Frage des Tages

Reicht der Hass schon bis in den Konzertsaal?

Die Wolgograder Philharmoniker mit dem russischen Dirigent Edward Serov während eines Konzerts in der Kölner Philharmonie.
Die Kölner Philharmonie beim Konzert eines anderen Orchesters. © picture alliance / dpa / Hermann Wöstmann
Rainer Pöllmann im Gespräch mit Gesa Ufer · 02.03.2016
Das Konzert am vergangenen Sonntag in der Kölner Philharmonie wird der iranische Cembalo-Spieler Mahan Esfahani nicht vergessen. Zuschauer forderten, er solle Deutsch sprechen. Später sorgten Zwischenrufe für den Abbruch eines Musikstückes.
So etwas hat es schon lange nicht mehr bei einem klassischen Konzert gegeben: Wegen Zwischenrufen hat der iranische Cembalo-Spieler Mahan Esfahani am Sonntag sein Konzert in der Kölner Philharmonie unterbrochen.
Es begann damit, dass der Musiker in das Konzert auf Englisch einführte. Die Zuhörer forderten, der Musiker solle Deutsch sprechen. Der Musikredakteur Rainer Pöllmann wertet die störenden Zwischenrufe als "unkonventionelles Verhalten".
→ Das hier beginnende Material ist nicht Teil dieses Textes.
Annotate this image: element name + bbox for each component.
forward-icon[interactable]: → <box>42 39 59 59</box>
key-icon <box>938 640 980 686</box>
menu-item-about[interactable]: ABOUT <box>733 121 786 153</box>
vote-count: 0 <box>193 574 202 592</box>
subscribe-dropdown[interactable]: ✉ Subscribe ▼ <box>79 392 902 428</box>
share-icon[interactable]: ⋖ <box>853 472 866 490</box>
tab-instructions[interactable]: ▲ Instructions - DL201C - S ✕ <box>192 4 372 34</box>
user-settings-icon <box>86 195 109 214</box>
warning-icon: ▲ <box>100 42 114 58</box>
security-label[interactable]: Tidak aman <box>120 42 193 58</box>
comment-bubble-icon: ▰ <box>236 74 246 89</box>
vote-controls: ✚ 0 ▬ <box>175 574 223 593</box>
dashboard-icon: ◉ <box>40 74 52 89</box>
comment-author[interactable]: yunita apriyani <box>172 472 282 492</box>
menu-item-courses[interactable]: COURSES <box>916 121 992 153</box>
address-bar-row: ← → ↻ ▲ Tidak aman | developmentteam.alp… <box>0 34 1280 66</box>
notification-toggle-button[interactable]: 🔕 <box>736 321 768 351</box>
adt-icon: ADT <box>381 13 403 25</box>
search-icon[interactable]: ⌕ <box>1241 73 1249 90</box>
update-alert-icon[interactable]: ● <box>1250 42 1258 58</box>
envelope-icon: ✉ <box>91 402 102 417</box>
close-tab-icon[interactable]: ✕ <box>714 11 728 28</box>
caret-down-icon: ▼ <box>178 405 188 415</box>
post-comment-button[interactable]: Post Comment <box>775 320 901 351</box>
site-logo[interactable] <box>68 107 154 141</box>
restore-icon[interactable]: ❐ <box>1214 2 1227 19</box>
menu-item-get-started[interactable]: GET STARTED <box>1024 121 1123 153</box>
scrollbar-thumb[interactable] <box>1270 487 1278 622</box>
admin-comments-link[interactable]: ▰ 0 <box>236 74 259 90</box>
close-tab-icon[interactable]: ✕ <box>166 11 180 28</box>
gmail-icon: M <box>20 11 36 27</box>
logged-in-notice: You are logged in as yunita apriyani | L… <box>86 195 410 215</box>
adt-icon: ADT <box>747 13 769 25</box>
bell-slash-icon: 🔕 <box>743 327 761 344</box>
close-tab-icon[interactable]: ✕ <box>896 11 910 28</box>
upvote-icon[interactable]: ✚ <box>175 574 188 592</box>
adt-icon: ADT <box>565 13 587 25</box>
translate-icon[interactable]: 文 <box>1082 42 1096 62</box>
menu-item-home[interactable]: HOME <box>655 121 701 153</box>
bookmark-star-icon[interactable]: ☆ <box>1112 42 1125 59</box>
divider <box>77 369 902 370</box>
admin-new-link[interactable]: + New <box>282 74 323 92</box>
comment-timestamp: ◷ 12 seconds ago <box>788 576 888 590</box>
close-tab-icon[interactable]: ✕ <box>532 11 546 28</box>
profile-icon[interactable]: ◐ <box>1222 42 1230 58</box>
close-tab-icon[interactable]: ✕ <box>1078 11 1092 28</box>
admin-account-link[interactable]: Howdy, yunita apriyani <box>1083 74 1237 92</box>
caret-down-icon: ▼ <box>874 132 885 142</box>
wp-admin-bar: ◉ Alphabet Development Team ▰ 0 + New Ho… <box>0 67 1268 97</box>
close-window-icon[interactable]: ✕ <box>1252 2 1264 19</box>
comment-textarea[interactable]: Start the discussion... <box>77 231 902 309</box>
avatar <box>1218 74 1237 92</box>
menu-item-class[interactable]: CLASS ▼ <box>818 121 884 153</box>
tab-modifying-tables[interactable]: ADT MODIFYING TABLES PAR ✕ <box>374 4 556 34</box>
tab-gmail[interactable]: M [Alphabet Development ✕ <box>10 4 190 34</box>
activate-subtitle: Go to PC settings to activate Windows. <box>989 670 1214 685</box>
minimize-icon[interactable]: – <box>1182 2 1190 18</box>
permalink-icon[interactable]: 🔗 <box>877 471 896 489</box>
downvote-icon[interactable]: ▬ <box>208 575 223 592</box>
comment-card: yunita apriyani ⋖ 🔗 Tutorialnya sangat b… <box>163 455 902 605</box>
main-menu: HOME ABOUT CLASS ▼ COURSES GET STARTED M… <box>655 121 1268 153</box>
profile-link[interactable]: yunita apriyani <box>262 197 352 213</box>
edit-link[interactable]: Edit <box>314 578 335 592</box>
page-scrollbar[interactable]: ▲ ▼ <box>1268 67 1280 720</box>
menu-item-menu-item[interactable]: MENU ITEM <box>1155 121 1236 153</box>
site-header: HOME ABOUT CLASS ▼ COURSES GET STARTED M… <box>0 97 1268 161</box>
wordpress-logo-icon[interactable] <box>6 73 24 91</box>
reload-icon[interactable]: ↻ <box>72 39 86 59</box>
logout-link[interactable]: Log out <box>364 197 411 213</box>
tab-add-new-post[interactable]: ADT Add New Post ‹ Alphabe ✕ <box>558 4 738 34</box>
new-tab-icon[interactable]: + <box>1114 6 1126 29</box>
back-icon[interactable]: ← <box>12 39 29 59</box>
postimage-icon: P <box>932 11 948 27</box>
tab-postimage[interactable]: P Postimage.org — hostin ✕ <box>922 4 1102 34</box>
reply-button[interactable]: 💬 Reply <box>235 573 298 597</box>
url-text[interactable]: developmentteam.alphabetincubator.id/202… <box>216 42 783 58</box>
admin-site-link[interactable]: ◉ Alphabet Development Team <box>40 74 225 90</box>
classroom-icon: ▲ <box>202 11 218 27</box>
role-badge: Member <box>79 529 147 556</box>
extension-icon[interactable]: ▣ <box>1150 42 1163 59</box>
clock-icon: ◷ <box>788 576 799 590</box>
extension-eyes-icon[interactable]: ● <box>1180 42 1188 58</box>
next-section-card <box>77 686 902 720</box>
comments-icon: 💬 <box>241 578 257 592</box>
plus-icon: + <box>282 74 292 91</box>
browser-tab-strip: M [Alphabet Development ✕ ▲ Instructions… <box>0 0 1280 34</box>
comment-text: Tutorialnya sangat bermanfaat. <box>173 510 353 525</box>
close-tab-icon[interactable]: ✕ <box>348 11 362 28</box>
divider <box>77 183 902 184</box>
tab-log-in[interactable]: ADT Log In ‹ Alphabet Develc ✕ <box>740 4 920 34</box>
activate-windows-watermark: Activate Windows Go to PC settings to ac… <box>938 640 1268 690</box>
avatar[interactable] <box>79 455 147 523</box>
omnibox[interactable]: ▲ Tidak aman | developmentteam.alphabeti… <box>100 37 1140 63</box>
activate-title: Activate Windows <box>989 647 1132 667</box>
"Man kann das über sich ergehen lassen"

Möglicherweise hat einigen Zuschauern das moderne Stück des Minimal-Musikers Steve Reich nicht gefallen, das von Esfahani und dabei begleitet von einem Computer gespielt wurde. Die Komposition sei nicht besonders verstörend und die Einbeziehung eines Computers "ein völlig gängiges Verfahren in Neuer Musik".
Pöllmann kritisiert das Verhalten des Publikums. "Man kann das über sich ergehen lassen", sagt er. Auch Buh-Rufe nach dem Konzert wären zu vertreten, aber keine Störung während der Aufführung.
Bevor er wegen der Buh-Rufe und anderer Störungen von der Bühne ging, fragte der Musiker noch in einer kurzen ergreifenden Rede nach den Gründen der Ablehnung und der Angst. Rainer Pöllmann will den Zuschauern nicht allgemein Ausländerfeindlichkeit vorwerfen. Trotzdem kann er sich solch störende Reaktionen in der kommenden Woche auf die Konzerte des amerikanischen Dirigenten James Gaffigan oder der kanadischen Sopranistin Barbara Hannigan in der Kölner Philharmonie nicht vorstellen - auch dann nicht, wenn sie auf Englisch sprechen. Es sei bemerkenswert, dass das Publikum ausgerechnet bei einem Iraner so reagiert habe.